Investigation Report 201303932

  • Report no:
    201303932
  • Date:
    December 2014
  • Body:
    Ayrshire and Arran NHS Board
  • Sector:
    Health

Overview
The complainant (Mr C) raised concerns about the treatment his late daughter (Ms A) received from Ayrshire and Arran NHS Board (the Board).  Ms A had attended University Hospital Crosshouse (the Hospital)'s Emergency Department and was admitted, but sadly passed away a couple of days later.  Mr C complained to my office about the clinical and nursing care his daughter had received and also the Board's handling of the complaint he and his wife (Mrs C) made to them.

Specific complaints and conclusions
The complaints which have been investigated are that the Board failed to:

  • take appropriate steps to assess and treat Ms A's sepsis (upheld);
  • provide appropriate nursing care for Ms A (upheld); and
  • handle Mr C's complaint appropriately (upheld).

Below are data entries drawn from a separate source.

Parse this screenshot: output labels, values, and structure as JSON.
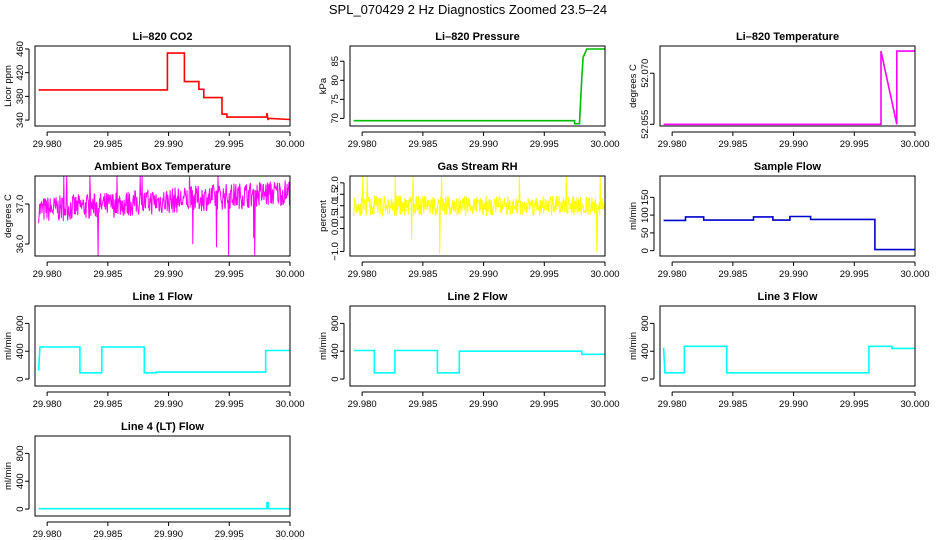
{
  "figure_title": "SPL_070429  2 Hz Diagnostics Zoomed 23.5–24",
  "chart_data": [
    {
      "type": "line",
      "title": "Li–820 CO2",
      "ylabel": "Licor ppm",
      "color": "#ff0000",
      "xlim": [
        29.979,
        30.0
      ],
      "ylim": [
        330,
        465
      ],
      "xticks": [
        29.98,
        29.985,
        29.99,
        29.995,
        30.0
      ],
      "xtick_labels": [
        "29.980",
        "29.985",
        "29.990",
        "29.995",
        "30.000"
      ],
      "yticks": [
        340,
        380,
        420,
        460
      ],
      "ytick_labels": [
        "340",
        "380",
        "420",
        "460"
      ],
      "series": [
        {
          "x": [
            29.9793,
            29.9899,
            29.9899,
            29.9913,
            29.9913,
            29.9925,
            29.9925,
            29.9929,
            29.9929,
            29.9944,
            29.9944,
            29.9948,
            29.9948,
            29.9981,
            29.9981,
            29.9982,
            29.9982,
            30.0
          ],
          "y": [
            391,
            391,
            453,
            453,
            405,
            405,
            392,
            392,
            378,
            378,
            350,
            350,
            345,
            345,
            352,
            340,
            343,
            341
          ]
        }
      ]
    },
    {
      "type": "line",
      "title": "Li–820 Pressure",
      "ylabel": "kPa",
      "color": "#00bb00",
      "xlim": [
        29.979,
        30.0
      ],
      "ylim": [
        68,
        89
      ],
      "xticks": [
        29.98,
        29.985,
        29.99,
        29.995,
        30.0
      ],
      "xtick_labels": [
        "29.980",
        "29.985",
        "29.990",
        "29.995",
        "30.000"
      ],
      "yticks": [
        70,
        75,
        80,
        85
      ],
      "ytick_labels": [
        "70",
        "75",
        "80",
        "85"
      ],
      "series": [
        {
          "x": [
            29.9793,
            29.9975,
            29.9975,
            29.9979,
            29.998,
            29.9981,
            29.9982,
            29.9985,
            30.0
          ],
          "y": [
            69.4,
            69.4,
            68.6,
            68.6,
            75,
            81,
            86,
            88.2,
            88.2
          ]
        }
      ]
    },
    {
      "type": "line",
      "title": "Li–820 Temperature",
      "ylabel": "degrees C",
      "color": "#ff00ff",
      "xlim": [
        29.979,
        30.0
      ],
      "ylim": [
        52.0545,
        52.078
      ],
      "xticks": [
        29.98,
        29.985,
        29.99,
        29.995,
        30.0
      ],
      "xtick_labels": [
        "29.980",
        "29.985",
        "29.990",
        "29.995",
        "30.000"
      ],
      "yticks": [
        52.055,
        52.07
      ],
      "ytick_labels": [
        "52.055",
        "52.070"
      ],
      "series": [
        {
          "x": [
            29.9793,
            29.9972,
            29.9972,
            29.9985,
            29.9985,
            30.0
          ],
          "y": [
            52.055,
            52.055,
            52.0765,
            52.055,
            52.0765,
            52.0765
          ]
        }
      ]
    },
    {
      "type": "line",
      "title": "Ambient Box Temperature",
      "ylabel": "degrees C",
      "color": "#ff00ff",
      "xlim": [
        29.979,
        30.0
      ],
      "ylim": [
        35.7,
        37.7
      ],
      "xticks": [
        29.98,
        29.985,
        29.99,
        29.995,
        30.0
      ],
      "xtick_labels": [
        "29.980",
        "29.985",
        "29.990",
        "29.995",
        "30.000"
      ],
      "yticks": [
        36.0,
        37.0
      ],
      "ytick_labels": [
        "36.0",
        "37.0"
      ],
      "series": [
        {
          "x": [
            29.9793,
            30.0
          ],
          "y": [
            36.85,
            37.3
          ]
        }
      ]
    },
    {
      "type": "line",
      "title": "Gas Stream RH",
      "ylabel": "percent",
      "color": "#ffff00",
      "xlim": [
        29.979,
        30.0
      ],
      "ylim": [
        -1.2,
        2.3
      ],
      "xticks": [
        29.98,
        29.985,
        29.99,
        29.995,
        30.0
      ],
      "xtick_labels": [
        "29.980",
        "29.985",
        "29.990",
        "29.995",
        "30.000"
      ],
      "yticks": [
        -1.0,
        0.0,
        0.5,
        1.0,
        1.5,
        2.0
      ],
      "ytick_labels": [
        "−1.0",
        "0.0",
        "0.5",
        "1.0",
        "1.5",
        "2.0"
      ],
      "series": [
        {
          "x": [
            29.9793,
            30.0
          ],
          "y": [
            1.0,
            1.0
          ]
        }
      ]
    },
    {
      "type": "line",
      "title": "Sample Flow",
      "ylabel": "ml/min",
      "color": "#0000cc",
      "xlim": [
        29.979,
        30.0
      ],
      "ylim": [
        -15,
        210
      ],
      "xticks": [
        29.98,
        29.985,
        29.99,
        29.995,
        30.0
      ],
      "xtick_labels": [
        "29.980",
        "29.985",
        "29.990",
        "29.995",
        "30.000"
      ],
      "yticks": [
        0,
        50,
        100,
        150
      ],
      "ytick_labels": [
        "0",
        "50",
        "100",
        "150"
      ],
      "series": [
        {
          "x": [
            29.9793,
            29.9811,
            29.9811,
            29.9826,
            29.9826,
            29.9867,
            29.9867,
            29.9883,
            29.9883,
            29.9897,
            29.9897,
            29.9914,
            29.9914,
            29.9967,
            29.9967,
            30.0
          ],
          "y": [
            85,
            85,
            95,
            95,
            86,
            86,
            95,
            95,
            86,
            86,
            96,
            96,
            88,
            88,
            3,
            3
          ]
        }
      ]
    },
    {
      "type": "line",
      "title": "Line 1 Flow",
      "ylabel": "ml/min",
      "color": "#00ffff",
      "xlim": [
        29.979,
        30.0
      ],
      "ylim": [
        -100,
        1050
      ],
      "xticks": [
        29.98,
        29.985,
        29.99,
        29.995,
        30.0
      ],
      "xtick_labels": [
        "29.980",
        "29.985",
        "29.990",
        "29.995",
        "30.000"
      ],
      "yticks": [
        0,
        400,
        800
      ],
      "ytick_labels": [
        "0",
        "400",
        "800"
      ],
      "series": [
        {
          "x": [
            29.9793,
            29.9794,
            29.9827,
            29.9827,
            29.9845,
            29.9845,
            29.988,
            29.988,
            29.989,
            29.989,
            29.998,
            29.998,
            30.0
          ],
          "y": [
            120,
            460,
            460,
            90,
            90,
            460,
            460,
            90,
            90,
            100,
            100,
            410,
            410
          ]
        }
      ]
    },
    {
      "type": "line",
      "title": "Line 2 Flow",
      "ylabel": "ml/min",
      "color": "#00ffff",
      "xlim": [
        29.979,
        30.0
      ],
      "ylim": [
        -100,
        1050
      ],
      "xticks": [
        29.98,
        29.985,
        29.99,
        29.995,
        30.0
      ],
      "xtick_labels": [
        "29.980",
        "29.985",
        "29.990",
        "29.995",
        "30.000"
      ],
      "yticks": [
        0,
        400,
        800
      ],
      "ytick_labels": [
        "0",
        "400",
        "800"
      ],
      "series": [
        {
          "x": [
            29.9793,
            29.981,
            29.981,
            29.9827,
            29.9827,
            29.9862,
            29.9862,
            29.988,
            29.988,
            29.9981,
            29.9981,
            30.0
          ],
          "y": [
            410,
            410,
            90,
            90,
            410,
            410,
            90,
            90,
            400,
            400,
            355,
            355
          ]
        }
      ]
    },
    {
      "type": "line",
      "title": "Line 3 Flow",
      "ylabel": "ml/min",
      "color": "#00ffff",
      "xlim": [
        29.979,
        30.0
      ],
      "ylim": [
        -100,
        1050
      ],
      "xticks": [
        29.98,
        29.985,
        29.99,
        29.995,
        30.0
      ],
      "xtick_labels": [
        "29.980",
        "29.985",
        "29.990",
        "29.995",
        "30.000"
      ],
      "yticks": [
        0,
        400,
        800
      ],
      "ytick_labels": [
        "0",
        "400",
        "800"
      ],
      "series": [
        {
          "x": [
            29.9793,
            29.9794,
            29.981,
            29.981,
            29.9845,
            29.9845,
            29.9962,
            29.9962,
            29.9981,
            29.9981,
            30.0
          ],
          "y": [
            450,
            90,
            90,
            470,
            470,
            90,
            90,
            470,
            470,
            440,
            440
          ]
        }
      ]
    },
    {
      "type": "line",
      "title": "Line 4 (LT) Flow",
      "ylabel": "ml/min",
      "color": "#00ffff",
      "xlim": [
        29.979,
        30.0
      ],
      "ylim": [
        -100,
        1050
      ],
      "xticks": [
        29.98,
        29.985,
        29.99,
        29.995,
        30.0
      ],
      "xtick_labels": [
        "29.980",
        "29.985",
        "29.990",
        "29.995",
        "30.000"
      ],
      "yticks": [
        0,
        400,
        800
      ],
      "ytick_labels": [
        "0",
        "400",
        "800"
      ],
      "series": [
        {
          "x": [
            29.9793,
            29.9981,
            29.9981,
            29.9982,
            29.9982,
            30.0
          ],
          "y": [
            5,
            5,
            90,
            90,
            5,
            5
          ]
        }
      ]
    }
  ]
}
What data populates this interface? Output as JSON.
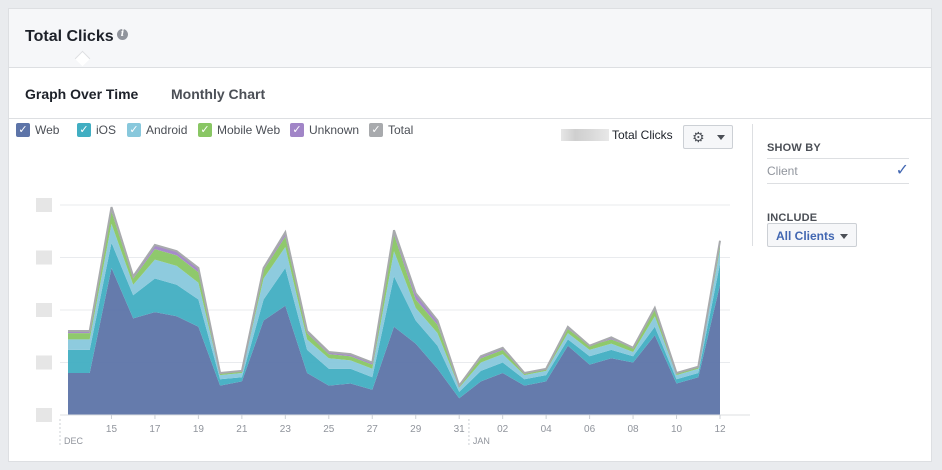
{
  "header": {
    "title": "Total Clicks",
    "info_icon": "info-icon"
  },
  "tabs": [
    {
      "label": "Graph Over Time",
      "active": true
    },
    {
      "label": "Monthly Chart",
      "active": false
    }
  ],
  "legend": [
    {
      "label": "Web",
      "color": "#5d74a8",
      "checked": true
    },
    {
      "label": "iOS",
      "color": "#41aec2",
      "checked": true
    },
    {
      "label": "Android",
      "color": "#88c8dc",
      "checked": true
    },
    {
      "label": "Mobile Web",
      "color": "#89c664",
      "checked": true
    },
    {
      "label": "Unknown",
      "color": "#a185c7",
      "checked": true
    },
    {
      "label": "Total",
      "color": "#a8aaad",
      "checked": true
    }
  ],
  "summary": {
    "total_label": "Total Clicks"
  },
  "settings_button": {
    "icon": "gear-icon"
  },
  "sidebar": {
    "show_by": {
      "heading": "SHOW BY",
      "selected": "Client"
    },
    "include": {
      "heading": "INCLUDE",
      "button_label": "All Clients"
    }
  },
  "chart_data": {
    "type": "area",
    "stacked": true,
    "x_ticks": [
      "15",
      "17",
      "19",
      "21",
      "23",
      "25",
      "27",
      "29",
      "31",
      "02",
      "04",
      "06",
      "08",
      "10",
      "12"
    ],
    "month_labels": [
      "DEC",
      "JAN"
    ],
    "ylim": [
      0,
      100
    ],
    "grid": true,
    "legend_placement": "top-left",
    "series": [
      {
        "name": "Web",
        "color": "#5d74a8",
        "values": [
          20,
          20,
          70,
          46,
          49,
          47,
          42,
          14,
          16,
          45,
          52,
          20,
          14,
          15,
          12,
          42,
          34,
          22,
          8,
          16,
          20,
          14,
          16,
          33,
          24,
          27,
          25,
          38,
          15,
          18,
          62
        ]
      },
      {
        "name": "iOS",
        "color": "#41aec2",
        "values": [
          11,
          11,
          12,
          11,
          16,
          15,
          13,
          3,
          2,
          10,
          18,
          11,
          8,
          7,
          6,
          24,
          11,
          11,
          3,
          5,
          5,
          3,
          3,
          3,
          4,
          4,
          3,
          4,
          2,
          2,
          10
        ]
      },
      {
        "name": "Android",
        "color": "#88c8dc",
        "values": [
          5,
          5,
          9,
          5,
          9,
          9,
          8,
          2,
          2,
          10,
          10,
          5,
          5,
          4,
          4,
          12,
          6,
          6,
          2,
          4,
          4,
          2,
          2,
          3,
          3,
          3,
          2,
          5,
          2,
          2,
          7
        ]
      },
      {
        "name": "Mobile Web",
        "color": "#89c664",
        "values": [
          3,
          3,
          6,
          3,
          5,
          5,
          5,
          1,
          1,
          4,
          5,
          3,
          2,
          2,
          2,
          8,
          4,
          4,
          1,
          2,
          2,
          1,
          1,
          2,
          2,
          2,
          2,
          3,
          1,
          1,
          3
        ]
      },
      {
        "name": "Unknown",
        "color": "#a185c7",
        "values": [
          1,
          1,
          2,
          1,
          2,
          2,
          2,
          0,
          0,
          1,
          2,
          1,
          1,
          1,
          1,
          2,
          3,
          2,
          0,
          1,
          1,
          0,
          0,
          1,
          0,
          1,
          0,
          1,
          0,
          0,
          1
        ]
      }
    ]
  }
}
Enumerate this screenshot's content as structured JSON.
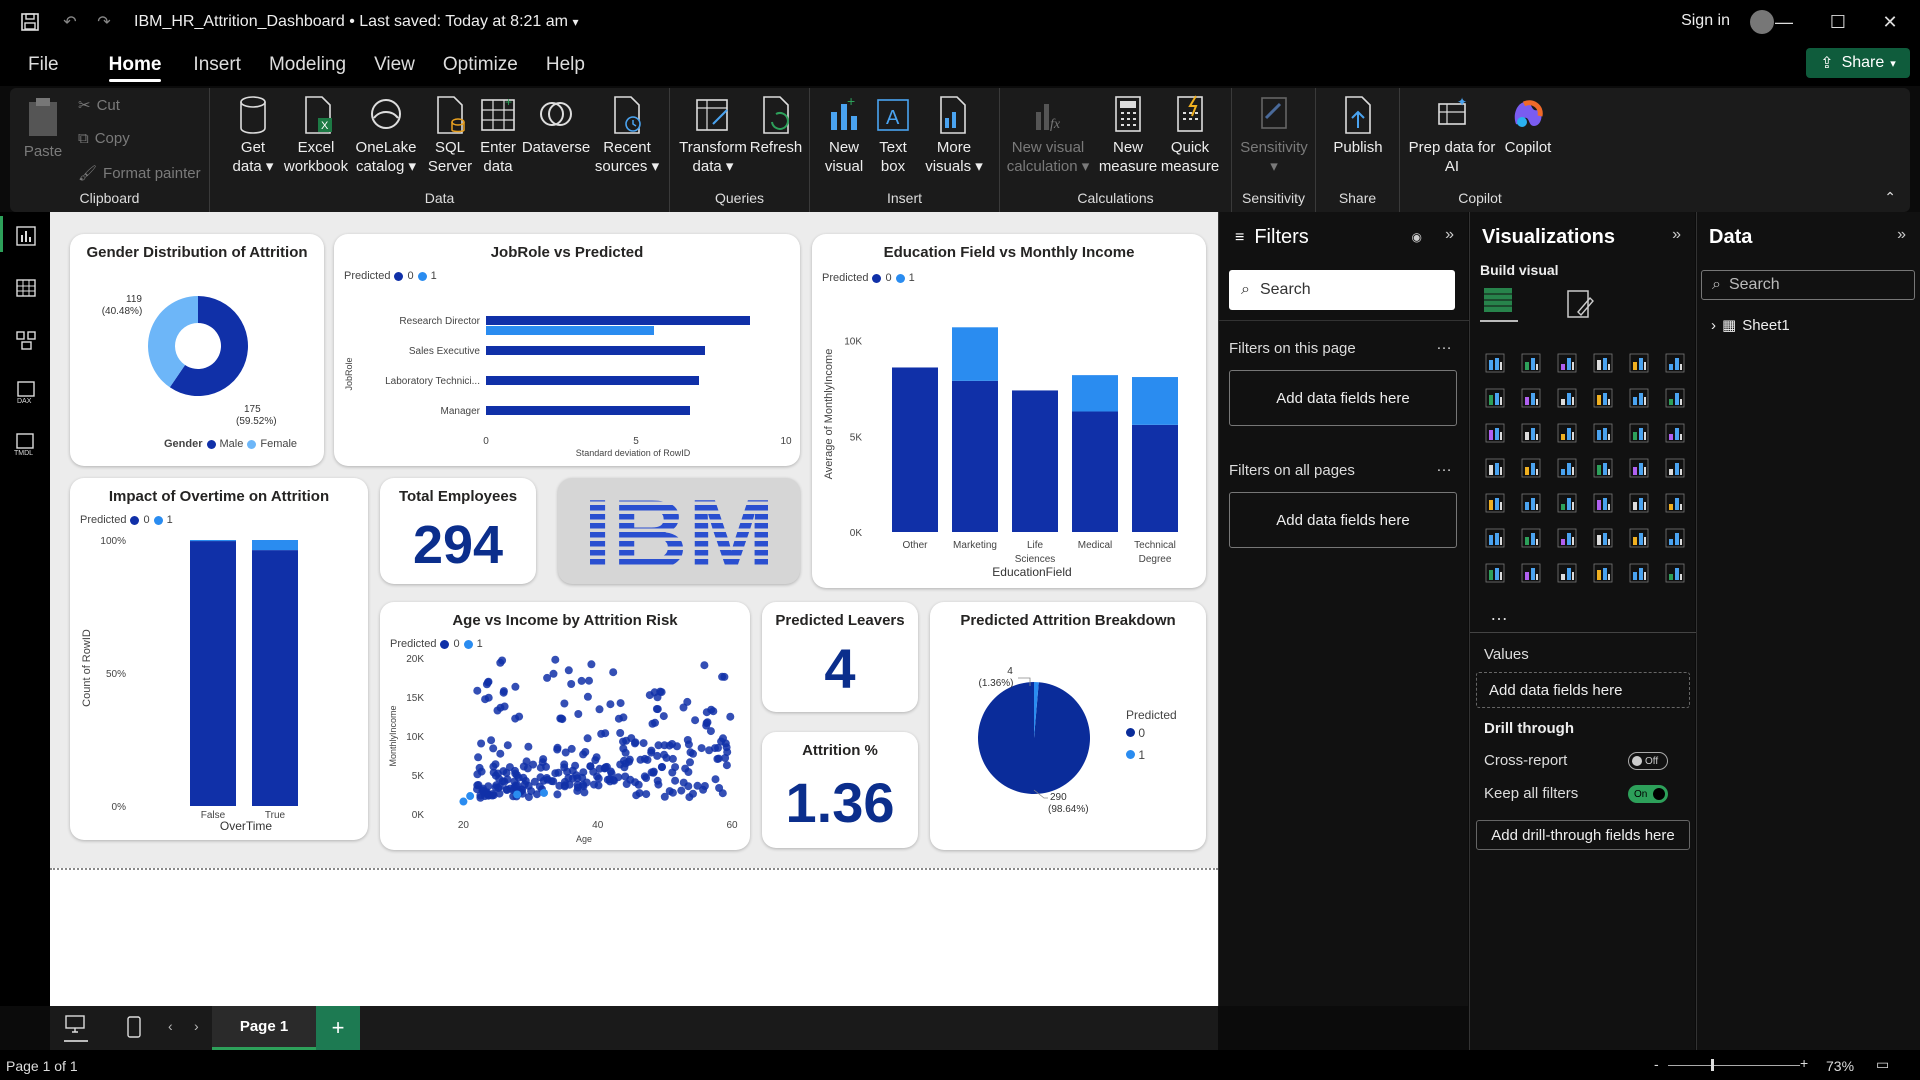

Redress and recommendations
The Ombudsman recommends that the Board:

  • review their protocols for identification of sepsis, identification of deteriorating patients and sepsis management and audit their performance using the Scottish Patient Safety Programme;
  • reduce the time to consultant review for on-call teams managing critical illness, in line with the relevant Royal College of Physicians' Guidance;
  • improve access to intensive care advice for on-call clinical teams;
  • use this case in educational / mortality review meetings in the emergency department and medical units;
  • ensure this case will be included in the consultants' next appraisal;
  • carry out a Significant Event Analysis, with reflective commentary, of the care and treatment provided to Ms A and the handling of Mr and Mrs C's complaint; and
  • apologise to Mr and Mrs C in writing for the failings identified in this report.

The Board have accepted the recommendations and will act on them accordingly.